Integrating SpamAssassin into Courier

Please excuse the current flurry of Linux articles. I’m moving servers and this is my way of writing notes to myself and possibly helping out others. Normal service will resume shortly ;-)

This article is a follow-up to my guide on Installing Courier on Gentoo. As long as you have a working Courier installation on your system, there should be no issues following this guide.

Running a mail server without some kind of spam filtering is just insane these days. SpamAssassin is a nice solution, especially if you run SpamAssassin during the SMTP transaction to reject spam while it is being uploaded to your server.

SMTP Spam Filtering

Traditionally, a mail server that receives incoming messages using the SMTP protocol uses a small application that does nothing but accept messages and hand them over to another application which puts them in a user’s mailbox. This is done so the SMTP server can run with minimal rights – if someone managed to hack it, he would neither be able to access any mailboxes nor would he gain control over the system.

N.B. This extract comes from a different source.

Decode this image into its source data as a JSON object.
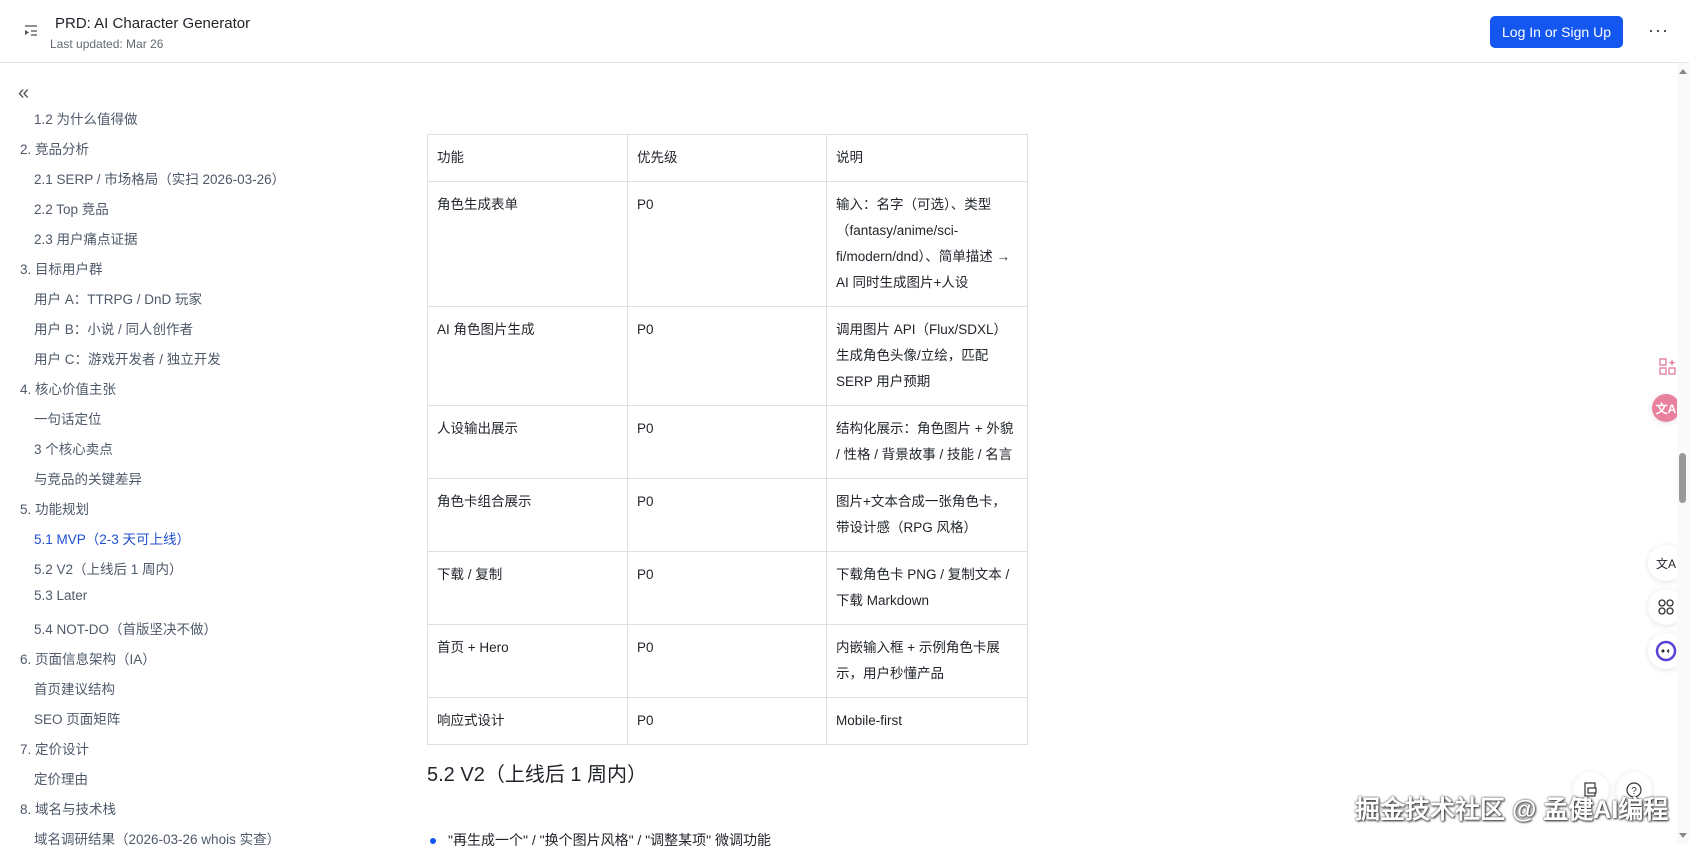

The drawback is that this means any spam messages will be accepted into the system blindly.

#Server: 220 server.com ESMTP
 Client: HELO spammer.com
#Server: 250 spammer.com ok.
 Client: MAIL TO: <user@server.com>
#Server: 250 Ok
 Client: RCPT FROM: <evil@spammer.com>
#Server: 250 Ok
 Client: DATA
#Server: 250 Transmit message, terminate with a single line containing '.'
 Client: From: Not an Evil Spammer <good@person.com>
 Client: To: My Victim <user@server.com>
 Client: Subject: Consolidate your penis length and enlarge your debt NOW!
 Client:
 Client: Do you have too much money?
 Client: Or not enough debt yet?
 Client: Then send your money to me!
 Client:
 Client: I will sell you worthless^H^H^H^H^H^H^Hnderful pills (:
 Client: .
#Server: 250 Ok. Message accepted.
 Client: QUIT
#Server: 221 Bye.

When the spam filter runs, whoever connected to the mail server to submit the spam message is long gone. As a result, the mail server can only try to complain to the email address the spammer claimed to be his. This is discourages, because spammers often fake the ‘from’ address and your mail server will merely distribute the spam to another victim.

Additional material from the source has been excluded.